Turning to the retail segment, which includes the Barnes & Noble Bookstores and BN.com businesses, we see that the segment had revenues of $956 million for the quarter and $4.3 billion for the full year, increasing 0.8 percent for the quarter, while decreasing 6.0 percent for the year. Comparable store sales declined 4.1 percent during the quarter and 5.8 percent for the full year. Core comparable store sales, which exclude sales of NOOK products, decreased 1.9 percent for the fourth-quarter, which included unusually severe February weather. Sales for both the quarter and the year were also impacted by store closures and lower online sales.

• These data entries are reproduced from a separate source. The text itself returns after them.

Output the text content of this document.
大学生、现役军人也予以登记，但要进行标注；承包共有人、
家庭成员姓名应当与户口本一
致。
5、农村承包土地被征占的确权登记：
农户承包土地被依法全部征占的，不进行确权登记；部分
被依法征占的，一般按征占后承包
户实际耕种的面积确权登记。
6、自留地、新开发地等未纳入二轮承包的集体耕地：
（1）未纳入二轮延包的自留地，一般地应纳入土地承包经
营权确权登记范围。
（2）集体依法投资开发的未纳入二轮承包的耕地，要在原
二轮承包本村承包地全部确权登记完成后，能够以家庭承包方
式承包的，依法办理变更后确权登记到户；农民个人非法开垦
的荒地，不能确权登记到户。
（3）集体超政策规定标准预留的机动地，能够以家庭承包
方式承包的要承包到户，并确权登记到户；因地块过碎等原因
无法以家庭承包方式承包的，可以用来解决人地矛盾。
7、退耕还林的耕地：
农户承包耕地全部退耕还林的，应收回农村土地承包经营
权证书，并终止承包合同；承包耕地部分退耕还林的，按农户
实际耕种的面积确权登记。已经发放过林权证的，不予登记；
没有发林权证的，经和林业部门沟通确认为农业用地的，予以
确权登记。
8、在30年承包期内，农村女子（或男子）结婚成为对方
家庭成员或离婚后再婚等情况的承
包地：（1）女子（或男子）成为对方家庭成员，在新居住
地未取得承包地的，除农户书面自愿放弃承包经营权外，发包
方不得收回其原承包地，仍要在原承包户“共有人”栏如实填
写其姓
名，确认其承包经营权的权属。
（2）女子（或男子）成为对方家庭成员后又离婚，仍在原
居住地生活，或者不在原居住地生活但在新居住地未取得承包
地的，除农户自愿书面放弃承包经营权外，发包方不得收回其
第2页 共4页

The NOOK segment had revenues of $87 million for the quarter and $506 million for the full year, decreasing 22.3 percent for the quarter and 35.2 percent for the year. The inclusion of the 53rd week contributed $9 million in additional sales in fiscal 2014, including $1 million in additional device and accessories sales and $8 million of additional content sales. Device and accessories sales were $25 million for the quarter and $260 million for the full year, declining 30.1 percent and 44.8 percent, respectively, due to lower selling volume and lower average selling prices. Digital content sales were $62 million for the quarter and $246 million for the full year, declining 18.7 percent and 20.6 percent, respectively, due primarily to lower device unit sales. Michael P. Huseby, Chief Executive Officer of Barnes & Noble, stated:
We’re pleased with our improved financial performance in fiscal 2014, generating EBITDA of $251 million, the highest it has been in four years, while executing on our strategic initiatives during the year. Retail improved sales trends during the second half of the year, generating annual EBITDA of $354 million. College increased revenues from higher margin textbook rentals, continued to add new school contracts and developed and soft-launched Yuzu, our digital education platform, growing EBITDA to $115 million. At NOOK, we executed on our plan to sell through existing device inventory, implemented cost rationalization plans, began to pivot our strategy from device focused initiatives to a content centric approach with the signing of our partnership with Samsung, all while significantly reducing year-over-year losses.
Looking ahead, there were decreases in revenues across segments as the company has restructured. What really caught my eye is that the company’s EBITDA is a at a four-year high, years after Wall Street had written off this company. Looking ahead, for fiscal year 2015, the company expects both retail comparable bookstore sales and core comparable bookstore sales to decline in the low-single digits. College comparable store sales are also expected to decline in the low-single digits. However, the company expects to continue to decrease EBITDA losses in the NOOK segment, and the planned spinoff should generate a lot of buzz. After this report, the stock is moving higher. As much as it surprises me, I am amending my prior sell recommendation to a hold, as the company is improving in many areas. However, I would not buy the stock at these levels as the company still has improvements to make. That said, the stock is now far from a dead money investment.
Disclosure: Christopher F. Davis holds no positon in Barnes & Noble and has no plans to initiate a position in the next 72 hours. He has upgraded the stock from a sell to a hold and has a $21 price target.